D & D co-creator fails to make last saving throw

Gary Gygax, co-creator of the fantasy role-playing phenomenon “Dungeons and Dragons”, is dead at age 69. Long suffering from health problems, he succumbed to an inoperable abdominal aneurysm on Mar. 4, 2008, at his home in Lake Geneva, Wisconsin. He is survived by wife Gail Gygax and six children.

“Gary really popularized gaming. His game was really for role-playing more than any other.” A player of Dungeons and Dragons, popularly known as D&D, said.

The game itself is widely recognized as the ancestor of most other role-playing systems and an entire genre of adventure video games. The game has also been an inspiration for hundreds of spin-off novels, movies, and television programs, including an early 80s cartoon show.

Dungeons and Dragons got its start in miniature war games. Gygax himself started with the Avalon Hill company’s game “Gettysburg.” He later began designing his own games and, with the help of Jeff Perren, created the medieval miniature war game “Chainmail.”

It was from Chainmail, that D&D was developed as more than just a game in which the player commanded an army, but a game in which the player became the character of a story.

After founding Tactical Studies Rules, Inc. with Don Kaye in 1973, Gygax and Dave Arneson wrote and produced the first thousand hand-assembled copies of “Dungeons and Dragons Rulebook.” The initial success resulted in many copycats, however the original outlasted them.
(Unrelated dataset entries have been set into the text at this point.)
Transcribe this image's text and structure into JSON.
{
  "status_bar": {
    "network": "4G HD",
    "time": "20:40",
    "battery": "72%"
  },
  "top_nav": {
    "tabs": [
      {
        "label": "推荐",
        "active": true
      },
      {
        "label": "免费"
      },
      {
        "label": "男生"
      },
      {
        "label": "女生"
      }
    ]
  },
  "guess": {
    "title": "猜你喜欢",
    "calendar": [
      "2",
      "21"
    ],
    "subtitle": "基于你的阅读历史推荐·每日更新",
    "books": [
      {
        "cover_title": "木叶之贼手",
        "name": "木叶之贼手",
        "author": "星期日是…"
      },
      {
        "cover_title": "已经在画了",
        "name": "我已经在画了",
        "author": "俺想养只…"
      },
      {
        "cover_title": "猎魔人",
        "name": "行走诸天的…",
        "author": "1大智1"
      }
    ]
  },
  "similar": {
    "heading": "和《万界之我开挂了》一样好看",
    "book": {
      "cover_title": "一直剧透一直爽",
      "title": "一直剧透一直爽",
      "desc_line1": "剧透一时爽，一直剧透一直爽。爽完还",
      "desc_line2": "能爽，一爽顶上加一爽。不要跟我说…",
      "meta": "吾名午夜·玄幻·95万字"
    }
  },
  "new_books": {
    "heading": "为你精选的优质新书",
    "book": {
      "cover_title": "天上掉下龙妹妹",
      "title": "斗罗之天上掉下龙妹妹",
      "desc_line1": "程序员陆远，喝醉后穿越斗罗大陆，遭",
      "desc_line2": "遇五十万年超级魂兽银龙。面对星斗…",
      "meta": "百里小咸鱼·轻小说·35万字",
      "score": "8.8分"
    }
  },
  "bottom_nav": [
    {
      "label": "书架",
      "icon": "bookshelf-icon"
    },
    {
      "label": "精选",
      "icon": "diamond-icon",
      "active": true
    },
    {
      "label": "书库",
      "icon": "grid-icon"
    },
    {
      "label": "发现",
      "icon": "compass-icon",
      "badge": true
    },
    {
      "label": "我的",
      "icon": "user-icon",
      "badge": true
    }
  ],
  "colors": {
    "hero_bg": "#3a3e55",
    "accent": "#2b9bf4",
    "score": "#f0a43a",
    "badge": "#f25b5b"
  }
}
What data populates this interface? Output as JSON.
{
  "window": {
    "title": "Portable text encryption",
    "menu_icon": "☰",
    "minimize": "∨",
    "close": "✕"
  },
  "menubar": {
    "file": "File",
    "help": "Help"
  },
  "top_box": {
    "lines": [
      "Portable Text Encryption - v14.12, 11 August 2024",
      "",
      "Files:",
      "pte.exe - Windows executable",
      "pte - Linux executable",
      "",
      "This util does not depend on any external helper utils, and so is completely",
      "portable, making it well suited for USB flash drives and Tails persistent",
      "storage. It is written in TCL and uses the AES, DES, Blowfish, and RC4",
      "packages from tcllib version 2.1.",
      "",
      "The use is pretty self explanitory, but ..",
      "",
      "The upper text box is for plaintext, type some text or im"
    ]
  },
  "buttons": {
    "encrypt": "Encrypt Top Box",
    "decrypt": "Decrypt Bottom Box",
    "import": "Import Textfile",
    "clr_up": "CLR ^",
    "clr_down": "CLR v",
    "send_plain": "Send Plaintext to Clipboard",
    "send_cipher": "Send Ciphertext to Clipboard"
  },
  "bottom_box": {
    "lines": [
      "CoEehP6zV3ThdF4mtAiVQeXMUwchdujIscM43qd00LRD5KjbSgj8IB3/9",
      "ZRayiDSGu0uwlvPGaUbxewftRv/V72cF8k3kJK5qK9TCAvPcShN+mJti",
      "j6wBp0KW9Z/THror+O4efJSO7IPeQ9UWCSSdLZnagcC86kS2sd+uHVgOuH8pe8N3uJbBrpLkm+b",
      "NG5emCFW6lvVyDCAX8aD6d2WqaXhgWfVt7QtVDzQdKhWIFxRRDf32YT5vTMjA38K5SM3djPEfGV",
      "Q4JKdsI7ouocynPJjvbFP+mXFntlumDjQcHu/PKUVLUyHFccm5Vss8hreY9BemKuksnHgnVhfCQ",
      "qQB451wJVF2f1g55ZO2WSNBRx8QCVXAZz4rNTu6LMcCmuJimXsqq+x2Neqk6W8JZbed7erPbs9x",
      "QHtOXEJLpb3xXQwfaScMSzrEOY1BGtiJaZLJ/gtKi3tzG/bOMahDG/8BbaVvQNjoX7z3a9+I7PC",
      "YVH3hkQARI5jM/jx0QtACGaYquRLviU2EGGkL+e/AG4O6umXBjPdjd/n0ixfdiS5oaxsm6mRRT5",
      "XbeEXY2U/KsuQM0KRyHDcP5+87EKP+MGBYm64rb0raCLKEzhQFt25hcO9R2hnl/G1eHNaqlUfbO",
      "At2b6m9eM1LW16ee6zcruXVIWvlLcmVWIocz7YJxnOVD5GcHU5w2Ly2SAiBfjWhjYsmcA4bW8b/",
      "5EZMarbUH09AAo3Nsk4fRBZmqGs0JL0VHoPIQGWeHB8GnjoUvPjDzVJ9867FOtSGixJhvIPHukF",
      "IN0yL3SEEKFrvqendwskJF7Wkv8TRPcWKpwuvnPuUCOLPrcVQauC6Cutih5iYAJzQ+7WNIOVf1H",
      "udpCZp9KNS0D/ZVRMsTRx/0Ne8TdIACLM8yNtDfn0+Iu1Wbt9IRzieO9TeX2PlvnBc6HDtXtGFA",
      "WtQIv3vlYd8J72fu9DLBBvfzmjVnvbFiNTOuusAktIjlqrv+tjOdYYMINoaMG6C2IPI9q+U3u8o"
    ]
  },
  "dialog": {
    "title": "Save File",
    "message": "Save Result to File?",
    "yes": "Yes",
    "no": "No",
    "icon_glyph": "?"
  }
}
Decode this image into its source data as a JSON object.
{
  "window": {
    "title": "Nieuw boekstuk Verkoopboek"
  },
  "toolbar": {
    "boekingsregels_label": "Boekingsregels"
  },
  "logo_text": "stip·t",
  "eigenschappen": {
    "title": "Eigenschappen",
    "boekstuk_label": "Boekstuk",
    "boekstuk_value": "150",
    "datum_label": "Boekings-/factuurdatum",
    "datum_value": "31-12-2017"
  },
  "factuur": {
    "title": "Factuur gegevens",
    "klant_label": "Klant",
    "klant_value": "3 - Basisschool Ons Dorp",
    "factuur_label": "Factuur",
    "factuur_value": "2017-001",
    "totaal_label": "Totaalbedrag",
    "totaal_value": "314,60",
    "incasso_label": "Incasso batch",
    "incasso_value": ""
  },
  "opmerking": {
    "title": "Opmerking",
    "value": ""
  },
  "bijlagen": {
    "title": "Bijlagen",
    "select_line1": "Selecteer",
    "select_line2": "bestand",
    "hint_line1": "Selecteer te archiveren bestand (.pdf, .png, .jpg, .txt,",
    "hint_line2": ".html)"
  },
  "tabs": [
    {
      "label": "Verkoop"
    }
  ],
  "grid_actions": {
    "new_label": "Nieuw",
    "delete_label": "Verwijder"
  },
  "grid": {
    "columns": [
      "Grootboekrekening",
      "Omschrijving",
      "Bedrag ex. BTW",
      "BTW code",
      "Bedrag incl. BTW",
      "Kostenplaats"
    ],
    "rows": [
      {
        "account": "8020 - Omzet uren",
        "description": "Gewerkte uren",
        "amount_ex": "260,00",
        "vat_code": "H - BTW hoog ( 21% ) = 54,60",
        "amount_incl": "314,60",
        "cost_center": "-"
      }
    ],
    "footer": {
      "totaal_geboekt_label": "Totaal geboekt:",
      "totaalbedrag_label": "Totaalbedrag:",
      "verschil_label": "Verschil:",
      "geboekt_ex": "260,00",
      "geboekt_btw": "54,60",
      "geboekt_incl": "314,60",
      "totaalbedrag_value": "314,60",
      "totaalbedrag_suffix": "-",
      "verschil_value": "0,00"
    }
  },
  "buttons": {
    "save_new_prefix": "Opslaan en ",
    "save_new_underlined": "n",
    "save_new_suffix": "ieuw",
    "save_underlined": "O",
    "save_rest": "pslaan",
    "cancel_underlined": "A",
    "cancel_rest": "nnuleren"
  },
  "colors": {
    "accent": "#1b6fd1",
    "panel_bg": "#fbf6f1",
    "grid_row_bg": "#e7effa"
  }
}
The game is now in its fourth edition and has undergone a great degree of simplification of the rules system and is still enjoyed worldwide.

Gygax said previously, “The essence of a role playing game is that it is a group cooperative experience. There is no winning or losing, but rather the value is in the experience of imagining yourself as a character in whatever genre you’re involved in whether it’s a fantasy, the “wild west,” secret agents or whatever else. You get to sort of vicariously experience those things.”